--spoiler--
makarna ile aralarında geçmişten gelen ve sadece ikisinin bildiği bir husumet vardır.
çocukken spagetti makarnayı dudakları arasına alıp hüpletirken cigerine kaçmış olması ve bunun kişide fobia -macaroniye yol açması.
hergün olmasa bile haftanın 5-6 günü makarna yemek zorunda olan insanın öğrencilik hayatı bitince gerçekleşebilir. ya da yemek yapmayı öğrenmeye başladığı anda gerçekleşebilir.
hayattan zevk almamış, tadsız tuzsuz bir hayatta yaşayan, hayatta zaman kazanmaya hiç çalışmamış, hayatın keyifli soslarını denemekten çekinmiş, hiç öğrenci olmamış, öğrencilik nedir bilmemiş insandır.

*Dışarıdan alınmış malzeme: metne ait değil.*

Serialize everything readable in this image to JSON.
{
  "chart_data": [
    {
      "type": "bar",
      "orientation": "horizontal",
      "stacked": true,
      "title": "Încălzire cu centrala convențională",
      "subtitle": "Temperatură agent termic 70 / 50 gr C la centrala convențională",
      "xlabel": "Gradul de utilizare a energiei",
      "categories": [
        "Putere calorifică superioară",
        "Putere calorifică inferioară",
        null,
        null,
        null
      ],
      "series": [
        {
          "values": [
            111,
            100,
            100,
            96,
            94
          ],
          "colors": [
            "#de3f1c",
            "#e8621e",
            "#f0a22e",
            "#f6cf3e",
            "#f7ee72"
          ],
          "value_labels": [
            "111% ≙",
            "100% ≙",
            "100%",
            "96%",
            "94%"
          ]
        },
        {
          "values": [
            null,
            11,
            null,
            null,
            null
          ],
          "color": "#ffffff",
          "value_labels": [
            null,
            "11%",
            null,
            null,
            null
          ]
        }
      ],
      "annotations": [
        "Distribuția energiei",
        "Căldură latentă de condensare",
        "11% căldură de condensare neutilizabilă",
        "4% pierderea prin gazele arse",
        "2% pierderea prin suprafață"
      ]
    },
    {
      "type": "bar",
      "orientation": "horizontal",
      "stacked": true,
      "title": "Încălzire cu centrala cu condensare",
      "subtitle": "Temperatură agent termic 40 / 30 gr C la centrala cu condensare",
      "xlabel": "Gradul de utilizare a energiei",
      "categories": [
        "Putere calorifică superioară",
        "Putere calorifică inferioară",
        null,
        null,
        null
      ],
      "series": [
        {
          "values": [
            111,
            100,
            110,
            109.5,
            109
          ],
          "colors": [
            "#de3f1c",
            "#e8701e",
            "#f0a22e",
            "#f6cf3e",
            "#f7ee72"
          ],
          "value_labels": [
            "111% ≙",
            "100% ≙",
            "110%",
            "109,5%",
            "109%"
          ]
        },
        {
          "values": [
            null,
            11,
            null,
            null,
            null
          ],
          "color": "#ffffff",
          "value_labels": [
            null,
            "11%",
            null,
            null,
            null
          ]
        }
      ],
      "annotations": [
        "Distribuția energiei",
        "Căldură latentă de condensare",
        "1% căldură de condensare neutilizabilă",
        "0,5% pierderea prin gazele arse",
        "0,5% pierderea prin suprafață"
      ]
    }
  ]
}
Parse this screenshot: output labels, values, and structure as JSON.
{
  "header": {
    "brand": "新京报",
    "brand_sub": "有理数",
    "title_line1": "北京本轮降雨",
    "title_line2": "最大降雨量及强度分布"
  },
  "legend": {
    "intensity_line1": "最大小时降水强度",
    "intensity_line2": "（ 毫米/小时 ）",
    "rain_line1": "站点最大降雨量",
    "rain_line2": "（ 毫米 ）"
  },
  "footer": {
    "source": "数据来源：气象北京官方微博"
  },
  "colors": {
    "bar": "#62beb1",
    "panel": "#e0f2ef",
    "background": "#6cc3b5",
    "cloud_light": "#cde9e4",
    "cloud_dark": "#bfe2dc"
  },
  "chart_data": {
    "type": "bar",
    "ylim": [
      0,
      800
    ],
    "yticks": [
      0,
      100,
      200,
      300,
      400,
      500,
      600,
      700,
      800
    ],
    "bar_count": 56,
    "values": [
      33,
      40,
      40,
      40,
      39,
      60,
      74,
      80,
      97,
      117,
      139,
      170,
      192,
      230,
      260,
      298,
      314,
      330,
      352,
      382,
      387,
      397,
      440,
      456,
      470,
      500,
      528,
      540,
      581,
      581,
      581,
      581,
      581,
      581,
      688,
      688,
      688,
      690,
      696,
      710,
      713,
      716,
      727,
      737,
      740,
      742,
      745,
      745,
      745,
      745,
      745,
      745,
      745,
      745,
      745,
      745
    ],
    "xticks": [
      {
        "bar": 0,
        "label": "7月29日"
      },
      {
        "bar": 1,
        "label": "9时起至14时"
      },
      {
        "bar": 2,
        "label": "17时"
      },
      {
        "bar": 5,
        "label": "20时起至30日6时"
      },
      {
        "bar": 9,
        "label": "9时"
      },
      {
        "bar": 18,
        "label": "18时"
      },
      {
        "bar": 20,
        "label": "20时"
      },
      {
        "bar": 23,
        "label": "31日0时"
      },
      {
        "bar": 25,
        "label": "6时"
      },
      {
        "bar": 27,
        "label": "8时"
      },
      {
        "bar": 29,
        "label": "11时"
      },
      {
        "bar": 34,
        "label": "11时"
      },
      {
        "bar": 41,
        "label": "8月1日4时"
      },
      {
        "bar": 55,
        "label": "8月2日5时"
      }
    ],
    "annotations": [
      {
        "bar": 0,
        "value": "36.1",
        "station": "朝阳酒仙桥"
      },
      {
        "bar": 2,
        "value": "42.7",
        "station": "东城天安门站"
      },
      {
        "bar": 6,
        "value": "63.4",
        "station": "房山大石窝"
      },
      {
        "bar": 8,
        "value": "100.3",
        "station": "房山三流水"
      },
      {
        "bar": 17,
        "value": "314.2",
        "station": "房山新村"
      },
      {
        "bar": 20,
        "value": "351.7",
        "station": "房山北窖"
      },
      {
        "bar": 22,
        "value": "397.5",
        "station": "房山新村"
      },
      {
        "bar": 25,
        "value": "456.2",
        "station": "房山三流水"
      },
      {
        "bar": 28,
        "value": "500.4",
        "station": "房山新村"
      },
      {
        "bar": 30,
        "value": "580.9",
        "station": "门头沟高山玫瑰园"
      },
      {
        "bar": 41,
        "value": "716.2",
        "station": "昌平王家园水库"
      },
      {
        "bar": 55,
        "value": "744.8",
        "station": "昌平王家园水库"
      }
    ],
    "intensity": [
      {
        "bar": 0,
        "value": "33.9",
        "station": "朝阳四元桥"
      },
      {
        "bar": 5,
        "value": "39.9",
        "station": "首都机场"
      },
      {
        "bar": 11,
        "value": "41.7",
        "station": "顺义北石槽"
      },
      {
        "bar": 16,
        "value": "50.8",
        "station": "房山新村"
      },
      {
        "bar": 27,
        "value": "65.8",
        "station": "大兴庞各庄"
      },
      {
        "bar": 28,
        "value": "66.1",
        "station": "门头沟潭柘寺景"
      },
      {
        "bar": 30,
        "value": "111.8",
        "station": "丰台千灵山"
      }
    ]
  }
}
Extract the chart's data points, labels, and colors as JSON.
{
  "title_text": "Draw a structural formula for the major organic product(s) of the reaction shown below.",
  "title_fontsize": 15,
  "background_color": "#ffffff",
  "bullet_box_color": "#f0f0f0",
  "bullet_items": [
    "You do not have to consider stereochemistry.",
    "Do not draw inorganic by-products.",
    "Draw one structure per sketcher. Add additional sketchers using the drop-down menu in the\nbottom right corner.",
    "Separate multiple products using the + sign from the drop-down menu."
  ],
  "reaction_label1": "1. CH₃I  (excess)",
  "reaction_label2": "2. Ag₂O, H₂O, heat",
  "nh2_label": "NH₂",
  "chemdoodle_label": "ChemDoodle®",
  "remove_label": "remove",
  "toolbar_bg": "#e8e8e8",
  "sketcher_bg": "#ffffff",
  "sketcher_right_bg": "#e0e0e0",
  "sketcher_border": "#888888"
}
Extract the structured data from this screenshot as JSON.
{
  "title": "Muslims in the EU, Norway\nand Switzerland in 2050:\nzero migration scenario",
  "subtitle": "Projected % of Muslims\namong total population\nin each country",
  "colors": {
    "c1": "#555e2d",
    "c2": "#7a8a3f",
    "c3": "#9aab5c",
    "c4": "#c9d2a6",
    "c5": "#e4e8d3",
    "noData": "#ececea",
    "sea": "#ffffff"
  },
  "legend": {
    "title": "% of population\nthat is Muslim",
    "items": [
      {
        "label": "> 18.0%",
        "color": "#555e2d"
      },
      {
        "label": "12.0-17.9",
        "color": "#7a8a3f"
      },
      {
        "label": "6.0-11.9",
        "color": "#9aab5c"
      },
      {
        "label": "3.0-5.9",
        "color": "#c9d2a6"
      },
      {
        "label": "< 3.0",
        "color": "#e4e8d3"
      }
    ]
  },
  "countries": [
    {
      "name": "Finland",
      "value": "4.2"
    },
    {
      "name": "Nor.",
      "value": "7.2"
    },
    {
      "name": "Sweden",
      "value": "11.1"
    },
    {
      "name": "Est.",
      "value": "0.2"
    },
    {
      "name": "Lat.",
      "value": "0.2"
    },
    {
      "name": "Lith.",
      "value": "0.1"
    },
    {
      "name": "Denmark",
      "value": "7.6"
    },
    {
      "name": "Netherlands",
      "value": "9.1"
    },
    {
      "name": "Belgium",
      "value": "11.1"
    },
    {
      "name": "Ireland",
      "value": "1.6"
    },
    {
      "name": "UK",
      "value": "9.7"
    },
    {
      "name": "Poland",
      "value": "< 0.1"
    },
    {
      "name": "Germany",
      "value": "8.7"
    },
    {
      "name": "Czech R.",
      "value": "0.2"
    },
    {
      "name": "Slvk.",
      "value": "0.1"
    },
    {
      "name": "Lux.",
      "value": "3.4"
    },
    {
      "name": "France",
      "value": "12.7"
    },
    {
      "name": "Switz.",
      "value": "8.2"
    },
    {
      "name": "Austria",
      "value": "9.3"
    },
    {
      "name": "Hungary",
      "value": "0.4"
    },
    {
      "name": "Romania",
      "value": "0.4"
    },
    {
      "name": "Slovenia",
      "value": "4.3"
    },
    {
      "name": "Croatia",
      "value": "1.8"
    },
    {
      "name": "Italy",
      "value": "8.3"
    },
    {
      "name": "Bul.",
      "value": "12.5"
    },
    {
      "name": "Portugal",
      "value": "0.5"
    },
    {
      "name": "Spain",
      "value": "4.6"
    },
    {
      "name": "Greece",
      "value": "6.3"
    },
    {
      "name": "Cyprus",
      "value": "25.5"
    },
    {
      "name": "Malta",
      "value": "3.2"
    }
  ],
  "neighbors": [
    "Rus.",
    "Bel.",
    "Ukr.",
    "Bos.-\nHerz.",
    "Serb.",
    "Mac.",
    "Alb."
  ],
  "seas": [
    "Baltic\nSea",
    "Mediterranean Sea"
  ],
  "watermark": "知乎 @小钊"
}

ağzının tadını bilen sevmeyebilir, çünkü iyi pişirilmesi gerekir fakat öğrenci evinde yaşamamalıdır, aksi taktirde; (bkz: makarna fobisine sahip olmak)
yıllar önce zorba bakıcısı tarafından zorla ağzına burnuna konmak suretiyle makarna boca edilen bünyenin bilinç altıyla makarnaya antipati beslemesidir.
biz türlü türlüsünü yerken canım arkadaşım tiksintiyle eşlik edemezdi. ona ithafen belirtmek istedim.
burdan bakıcı teyzeye de iki çift lafım var: senin hiç allahtan korkun yok mu be kadın.